What will the revised CPR mean for construction products in terms of sustainability?

According to the proposed Regulation, the manufacturers will have to deliver environmental information about the life-cycle of their products. Moreover, they will have to comply with several obligations, including:

  • Design and manufacture a product and their packaging in such a way that their overall environmental sustainability reaches the state of the art level;
  • Give preference to recyclable materials and materials gained from recycling;
  • Respect the minimum recycled content obligations and other limit values regarding aspects of environmental sustainability;
  • Make available, in product databases, instructions for use and repair of the products;
  • Design products in such a way that re-use, remanufacturing and recycling are facilitated.

How can a manufacturer prove that the product meets all EU requirements?

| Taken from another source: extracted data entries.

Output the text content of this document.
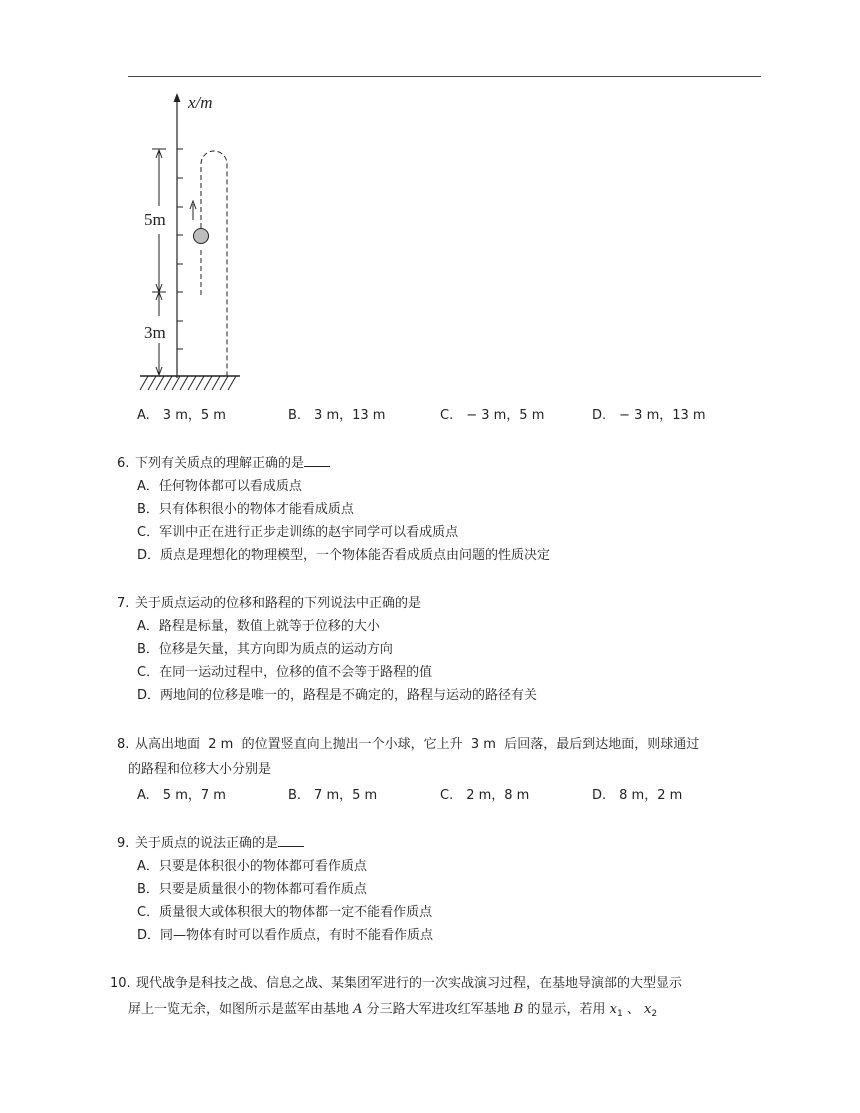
x/m
5m
3m
A.　3 m，5 m	B.　3 m，13 m	C.　− 3 m，5 m	D.　− 3 m，13 m
6. 下列有关质点的理解正确的是
A．任何物体都可以看成质点
B．只有体积很小的物体才能看成质点
C．军训中正在进行正步走训练的赵宇同学可以看成质点
D．质点是理想化的物理模型，一个物体能否看成质点由问题的性质决定
7. 关于质点运动的位移和路程的下列说法中正确的是
A．路程是标量，数值上就等于位移的大小
B．位移是矢量，其方向即为质点的运动方向
C．在同一运动过程中，位移的值不会等于路程的值
D．两地间的位移是唯一的，路程是不确定的，路程与运动的路径有关
8. 从高出地面  2 m  的位置竖直向上抛出一个小球，它上升  3 m  后回落，最后到达地面，则球通过
的路程和位移大小分别是
A.　5 m，7 m	B.　7 m，5 m	C.　2 m，8 m	D.　8 m，2 m
9. 关于质点的说法正确的是
A．只要是体积很小的物体都可看作质点
B．只要是质量很小的物体都可看作质点
C．质量很大或体积很大的物体都一定不能看作质点
D．同—物体有时可以看作质点，有时不能看作质点
10. 现代战争是科技之战、信息之战、某集团军进行的一次实战演习过程，在基地导演部的大型显示
屏上一览无余，如图所示是蓝军由基地 A 分三路大军进攻红军基地 B 的显示，若用 $x_1$ 、 $x_2$
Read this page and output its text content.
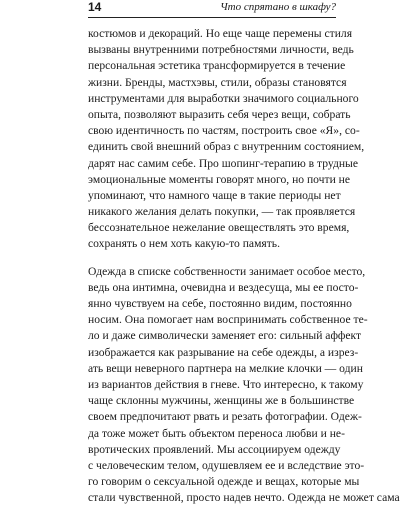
14	Что спрятано в шкафу?

костюмов и декораций. Но еще чаще перемены стиля
вызваны внутренними потребностями личности, ведь
персональная эстетика трансформируется в течение
жизни. Бренды, мастхэвы, стили, образы становятся
инструментами для выработки значимого социального
опыта, позволяют выразить себя через вещи, собрать
свою идентичность по частям, построить свое «Я», со-
единить свой внешний образ с внутренним состоянием,
дарят нас самим себе. Про шопинг-терапию в трудные
эмоциональные моменты говорят много, но почти не
упоминают, что намного чаще в такие периоды нет
никакого желания делать покупки, — так проявляется
бессознательное нежелание овеществлять это время,
сохранять о нем хоть какую-то память.

Одежда в списке собственности занимает особое место,
ведь она интимна, очевидна и вездесуща, мы ее посто-
янно чувствуем на себе, постоянно видим, постоянно
носим. Она помогает нам воспринимать собственное те-
ло и даже символически заменяет его: сильный аффект
изображается как разрывание на себе одежды, а изрез-
ать вещи неверного партнера на мелкие клочки — один
из вариантов действия в гневе. Что интересно, к такому
чаще склонны мужчины, женщины же в большинстве
своем предпочитают рвать и резать фотографии. Одеж-
да тоже может быть объектом переноса любви и не-
вротических проявлений. Мы ассоциируем одежду
с человеческим телом, одушевляем ее и вследствие это-
го говорим о сексуальной одежде и вещах, которые мы
стали чувственной, просто надев нечто. Одежда не может сама
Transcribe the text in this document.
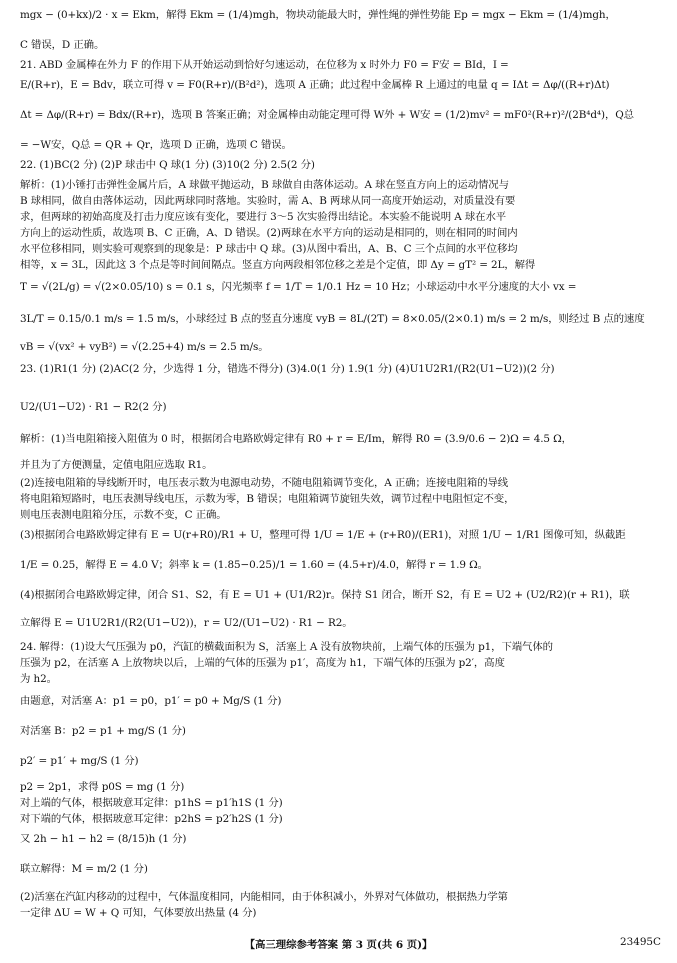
mgx − (0+kx)/2 · x = Ekm，解得 Ekm = (1/4)mgh，物块动能最大时，弹性绳的弹性势能 Ep = mgx − Ekm = (1/4)mgh，
C 错误，D 正确。
21. ABD 金属棒在外力 F 的作用下从开始运动到恰好匀速运动，在位移为 x 时外力 F0 = F安 = BId，I =
E/(R+r)，E = Bdv，联立可得 v = F0(R+r)/(B²d²)，选项 A 正确；此过程中金属棒 R 上通过的电量 q = IΔt = Δφ/((R+r)Δt)
Δt = Δφ/(R+r) = Bdx/(R+r)，选项 B 答案正确；对金属棒由动能定理可得 W外 + W安 = (1/2)mv² = mF0²(R+r)²/(2B⁴d⁴)，Q总
= −W安，Q总 = QR + Qr，选项 D 正确，选项 C 错误。
22. (1)BC(2 分) (2)P 球击中 Q 球(1 分) (3)10(2 分) 2.5(2 分)
解析：(1)小锤打击弹性金属片后，A 球做平抛运动，B 球做自由落体运动。A 球在竖直方向上的运动情况与
B 球相同，做自由落体运动，因此两球同时落地。实验时，需 A、B 两球从同一高度开始运动，对质量没有要
求，但两球的初始高度及打击力度应该有变化，要进行 3～5 次实验得出结论。本实验不能说明 A 球在水平
方向上的运动性质，故选项 B、C 正确，A、D 错误。(2)两球在水平方向的运动是相同的，则在相同的时间内
水平位移相同，则实验可观察到的现象是：P 球击中 Q 球。(3)从图中看出，A、B、C 三个点间的水平位移均
相等，x = 3L，因此这 3 个点是等时间间隔点。竖直方向两段相邻位移之差是个定值，即 Δy = gT² = 2L，解得
T = √(2L/g) = √(2×0.05/10) s = 0.1 s，闪光频率 f = 1/T = 1/0.1 Hz = 10 Hz；小球运动中水平分速度的大小 vx =
3L/T = 0.15/0.1 m/s = 1.5 m/s，小球经过 B 点的竖直分速度 vyB = 8L/(2T) = 8×0.05/(2×0.1) m/s = 2 m/s，则经过 B 点的速度
vB = √(vx² + vyB²) = √(2.25+4) m/s = 2.5 m/s。
23. (1)R1(1 分) (2)AC(2 分，少选得 1 分，错选不得分) (3)4.0(1 分) 1.9(1 分) (4)U1U2R1/(R2(U1−U2))(2 分)
U2/(U1−U2) · R1 − R2(2 分)
解析：(1)当电阻箱接入阻值为 0 时，根据闭合电路欧姆定律有 R0 + r = E/Im，解得 R0 = (3.9/0.6 − 2)Ω = 4.5 Ω，
并且为了方便测量，定值电阻应选取 R1。
(2)连接电阻箱的导线断开时，电压表示数为电源电动势，不随电阻箱调节变化，A 正确；连接电阻箱的导线
将电阻箱短路时，电压表测导线电压，示数为零，B 错误；电阻箱调节旋钮失效，调节过程中电阻恒定不变，
则电压表测电阻箱分压，示数不变，C 正确。
(3)根据闭合电路欧姆定律有 E = U(r+R0)/R1 + U，整理可得 1/U = 1/E + (r+R0)/(ER1)，对照 1/U − 1/R1 图像可知，纵截距
1/E = 0.25，解得 E = 4.0 V；斜率 k = (1.85−0.25)/1 = 1.60 = (4.5+r)/4.0，解得 r = 1.9 Ω。
(4)根据闭合电路欧姆定律，闭合 S1、S2，有 E = U1 + (U1/R2)r。保持 S1 闭合，断开 S2，有 E = U2 + (U2/R2)(r + R1)，联
立解得 E = U1U2R1/(R2(U1−U2))，r = U2/(U1−U2) · R1 − R2。
24. 解得：(1)设大气压强为 p0，汽缸的横截面积为 S，活塞上 A 没有放物块前，上端气体的压强为 p1，下端气体的
压强为 p2，在活塞 A 上放物块以后，上端的气体的压强为 p1′，高度为 h1，下端气体的压强为 p2′，高度
为 h2。
由题意，对活塞 A：p1 = p0，p1′ = p0 + Mg/S (1 分)
对活塞 B：p2 = p1 + mg/S (1 分)
p2′ = p1′ + mg/S (1 分)
p2 = 2p1，求得 p0S = mg (1 分)
对上端的气体，根据玻意耳定律：p1hS = p1′h1S (1 分)
对下端的气体，根据玻意耳定律：p2hS = p2′h2S (1 分)
又 2h − h1 − h2 = (8/15)h (1 分)
联立解得：M = m/2 (1 分)
(2)活塞在汽缸内移动的过程中，气体温度相同，内能相同，由于体积减小，外界对气体做功，根据热力学第
一定律 ΔU = W + Q 可知，气体要放出热量 (4 分)
【高三理综参考答案 第 3 页(共 6 页)】	23495C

To prove that products meet the EU requirements, the manufacturer shall draw up a declaration of performance and a declaration of conformity and affix the CE marking. The manufacturer shall draw up a technical documentation describing the intended use and all the elements necessary to demonstrate performance and conformity. This technical documentation shall include the mandatory or facultative calculation of environmental sustainability assessed in accordance with harmonised technical specifications, except in case of used, remanufactured or surplus products.

How are the needs of businesses, SMEs and micro-enterprises covered in the revised Regulation?

The revised Regulation will improve the Single Market for construction products and enhance the circulation of construction products within the EU. The proposal will minimise the compliance costs, notably by a better performing standardisation process, providing clearer provisions, by incentivising the reuse of products, by less additional national requirements and by creating a level playing field for all manufacturers, especially SMEs, in all Member States. Moreover, the intended planned work sharing and the technical fine-tuning with the Ecodesign for Sustainable Products Regulation will avoid unnecessary costs for businesses, especially SMEs. The proposal makes maximum use of the potential of digitalisation to reduce administrative burden, considering that the current Construction Products Regulation does not foresee the application of digital tools. All information and documentation may, in the future, be processed in a digital form (e.g. Digital Product Passport) and stored, shared and accessed in an information system. This will lead to greater transparency along supply chains, allow data linked to the Construction Products Regulation to be stored in Building Logbooks and used for calculations required under other legislation (e.g. the Energy Performance of Buildings Directive, EPBD). This will also facilitate market surveillance. Additionally, the Member States may exempt micro-enterprises not trading across the borders from certain obligations of the Construction Products Regulation.

What else is the Commission doing to support the greening and digitalisation of the construction ecosystem?

The Commission has been developing a transition pathway for the construction industry ecosystem, in a process of co-creation with industry, interested parties and Member States, as part of the updated Industrial Strategy. As part of this work, the Commission published in December 2021 a Staff Working Document that proposes scenarios for construction to become more green, digital and resilient. An enabling and regulatory framework fit for the future, that fosters investments and the building of trust is key to the ecosystem’s resilience and a prerequisite for the twin transitions.

In February 2022 the construction sector launched, with the support of the Commission, a skills partnership under the Pact for Skills. The partnership aims to upskill and reskill at least 25% of the construction industry’s workforce in the next five years, which corresponds to three million workers.

The Commission is also supporting research and innovation into green and digital construction via the Horizon Europe programme. This includes funding in areas such as waste management, digital building permits and logbooks, and a sustainable built environment under the Built4People co-programmed partnership.